Asymptotic properties of M-estimators in linear and nonlinear multivariate regression models

We consider the (possibly nonlinear) regression model in \(\mathbb{R }^q\) with shift parameter \(\alpha \) in \(\mathbb{R }^q\) and other parameters \(\beta \) in \(\mathbb{R }^p\) . Residuals are assumed to be from an unknown distribution function (d.f.). Let \(\widehat{\phi }\) be a smooth \(M\) -estimator of \(\phi = {{\beta }\atopwithdelims (){\alpha }}\) and \(T(\phi )\) a smooth function.
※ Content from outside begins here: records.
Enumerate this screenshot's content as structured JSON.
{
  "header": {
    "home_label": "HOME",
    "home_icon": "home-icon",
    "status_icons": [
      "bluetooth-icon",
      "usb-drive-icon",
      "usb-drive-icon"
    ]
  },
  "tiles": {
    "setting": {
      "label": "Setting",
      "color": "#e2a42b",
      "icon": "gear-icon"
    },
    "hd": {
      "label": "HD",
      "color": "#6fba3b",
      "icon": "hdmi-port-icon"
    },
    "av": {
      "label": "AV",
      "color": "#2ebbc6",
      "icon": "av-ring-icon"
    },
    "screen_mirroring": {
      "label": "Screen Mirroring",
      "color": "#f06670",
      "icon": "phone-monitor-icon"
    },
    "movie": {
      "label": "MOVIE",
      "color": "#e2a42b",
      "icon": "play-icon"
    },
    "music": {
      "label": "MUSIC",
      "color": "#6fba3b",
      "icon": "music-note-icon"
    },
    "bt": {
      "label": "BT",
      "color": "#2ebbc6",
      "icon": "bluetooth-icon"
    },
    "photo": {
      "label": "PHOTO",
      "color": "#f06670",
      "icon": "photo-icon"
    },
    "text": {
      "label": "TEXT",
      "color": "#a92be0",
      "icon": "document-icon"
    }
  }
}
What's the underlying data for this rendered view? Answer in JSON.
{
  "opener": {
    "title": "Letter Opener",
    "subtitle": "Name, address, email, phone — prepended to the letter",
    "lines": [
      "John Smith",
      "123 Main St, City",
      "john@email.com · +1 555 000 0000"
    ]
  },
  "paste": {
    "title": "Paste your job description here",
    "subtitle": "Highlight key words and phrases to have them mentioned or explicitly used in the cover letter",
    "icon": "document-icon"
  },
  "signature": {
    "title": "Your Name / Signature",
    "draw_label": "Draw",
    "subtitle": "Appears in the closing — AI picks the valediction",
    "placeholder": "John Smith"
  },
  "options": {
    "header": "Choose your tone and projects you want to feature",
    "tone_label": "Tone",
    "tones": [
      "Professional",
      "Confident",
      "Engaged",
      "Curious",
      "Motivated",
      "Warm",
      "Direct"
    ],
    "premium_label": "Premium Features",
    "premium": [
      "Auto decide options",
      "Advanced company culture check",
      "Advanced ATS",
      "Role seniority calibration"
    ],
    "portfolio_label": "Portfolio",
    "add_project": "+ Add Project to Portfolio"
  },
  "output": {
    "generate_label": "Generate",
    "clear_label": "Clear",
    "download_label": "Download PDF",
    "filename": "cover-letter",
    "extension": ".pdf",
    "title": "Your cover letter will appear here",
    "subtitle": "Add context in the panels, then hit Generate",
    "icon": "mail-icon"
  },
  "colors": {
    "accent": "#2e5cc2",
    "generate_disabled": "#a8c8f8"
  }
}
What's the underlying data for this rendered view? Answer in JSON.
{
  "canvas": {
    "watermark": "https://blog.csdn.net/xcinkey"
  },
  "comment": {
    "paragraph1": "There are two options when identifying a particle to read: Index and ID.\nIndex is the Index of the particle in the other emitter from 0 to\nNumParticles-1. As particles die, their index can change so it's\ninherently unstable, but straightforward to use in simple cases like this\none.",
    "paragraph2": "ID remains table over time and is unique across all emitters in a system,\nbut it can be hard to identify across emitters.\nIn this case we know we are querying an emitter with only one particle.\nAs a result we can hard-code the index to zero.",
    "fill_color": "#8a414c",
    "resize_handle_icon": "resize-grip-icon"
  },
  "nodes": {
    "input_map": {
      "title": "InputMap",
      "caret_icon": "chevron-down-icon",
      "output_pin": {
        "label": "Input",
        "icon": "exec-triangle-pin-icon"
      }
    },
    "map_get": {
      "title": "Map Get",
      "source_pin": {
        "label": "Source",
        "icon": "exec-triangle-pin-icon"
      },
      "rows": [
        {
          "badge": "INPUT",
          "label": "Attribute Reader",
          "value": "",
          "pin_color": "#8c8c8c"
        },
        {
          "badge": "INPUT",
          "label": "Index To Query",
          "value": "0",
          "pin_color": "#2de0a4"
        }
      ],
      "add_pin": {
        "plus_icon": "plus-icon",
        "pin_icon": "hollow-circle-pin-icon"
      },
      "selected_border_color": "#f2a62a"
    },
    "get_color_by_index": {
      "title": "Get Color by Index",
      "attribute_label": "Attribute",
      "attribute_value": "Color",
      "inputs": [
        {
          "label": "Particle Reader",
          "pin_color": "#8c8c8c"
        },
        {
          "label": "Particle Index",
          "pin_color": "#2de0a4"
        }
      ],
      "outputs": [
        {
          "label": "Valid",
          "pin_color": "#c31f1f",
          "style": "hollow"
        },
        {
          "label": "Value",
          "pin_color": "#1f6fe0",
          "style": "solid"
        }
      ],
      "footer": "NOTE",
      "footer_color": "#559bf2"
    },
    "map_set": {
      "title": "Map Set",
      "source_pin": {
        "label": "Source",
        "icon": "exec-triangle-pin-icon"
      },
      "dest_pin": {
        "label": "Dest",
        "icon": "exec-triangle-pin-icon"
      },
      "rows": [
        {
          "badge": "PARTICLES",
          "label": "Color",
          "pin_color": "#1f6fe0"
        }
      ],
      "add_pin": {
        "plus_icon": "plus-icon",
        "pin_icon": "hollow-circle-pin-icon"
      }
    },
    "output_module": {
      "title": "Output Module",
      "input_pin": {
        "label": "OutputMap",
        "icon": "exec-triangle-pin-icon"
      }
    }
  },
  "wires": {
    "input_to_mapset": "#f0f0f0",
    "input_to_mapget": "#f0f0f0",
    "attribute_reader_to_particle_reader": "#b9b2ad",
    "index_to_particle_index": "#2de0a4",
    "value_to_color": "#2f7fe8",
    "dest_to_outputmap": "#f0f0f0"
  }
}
We obtain the asymptotic normality, covariance, bias and skewness of \(T(\widehat{\phi })\) and an estimator of \(T(\phi )\) with bias \(\sim n^{-2}\) requiring \(\sim n\) calculations. (In contrast, the jackknife and bootstrap estimators require \(\sim n^2\) calculations.) For a linear regression with random covariates of low skewness, if \(T(\phi ) = \nu \beta \) , then \(T(\widehat{\phi })\) has bias \(\sim n^{-2}\) (not \(n^{-1}\) ) and skewness \(\sim n^{-3}\) (not \(n^{-2}\) ), and the usual approximate one-sided confidence interval (CI) for \(T(\phi )\) has error \(\sim n^{-1}\) (not \(n^{-1/2}\) ). These results extend to random covariates.